La glace va bientôt prendre sur la rivière des Outaouais, mais cela ne change rien pour les Traversiers Bourbonnais qui fonctionnent hiver comme été, 365 jours par année. Mais cela n’a pas toujours ainsi. Il fut un temps pas si lointain où les traversiers allaient en cale sèche l’hiver et ne reprenaient du service qu’en avril.

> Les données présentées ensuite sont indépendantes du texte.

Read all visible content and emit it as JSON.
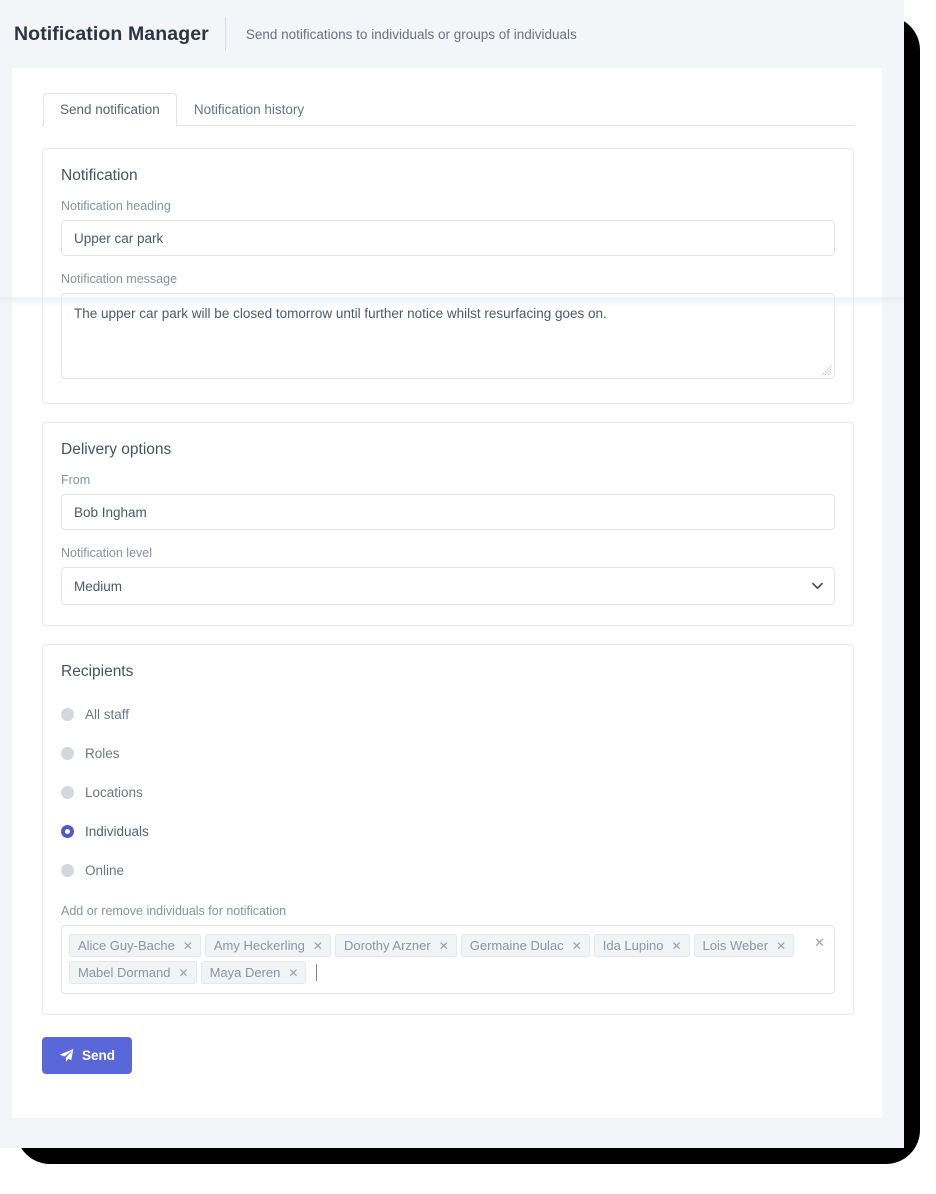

Remontons à l’année 1947. Eugène Bourbonnais, dont la famille est originaire de Lefaivre et Plantagenet, rassemble toutes ses économies et achète le service de traversier reliant Montebello et Lefaivre. Les affaires tournent rondement surtout avec le Château Montebello (qu’on appelait toujours à l’époque le Seigniory Club) qui accueille chaque semaine des centaines de visiteurs venus de l’autre rive de la rivière des Outaouais. Afin de mieux profiter de cette manne, Eugène Bourbonnais construit en 1960 un premier traversier en acier pouvant accueillir huit voitures. C’est un grand avancement technologique pour l’époque. Trois ans plus tard, en 1963, Eugène Bourbonnais et son partenaire d’affaires, Hector Bourgeois, frappent le grand coup. Ils font une offre aux frères André et Achille Lamarche pour acheter le service de traversier Masson-Cumberland. « L’un des frères Lamarche était marié avec la sœur de la femme de mon père. Cela a certainement pu aider à conclure l’affaire », raconte Maurice Bourbonnais, qui a commencé à travailler sur les traversiers à l’âge de neuf ans.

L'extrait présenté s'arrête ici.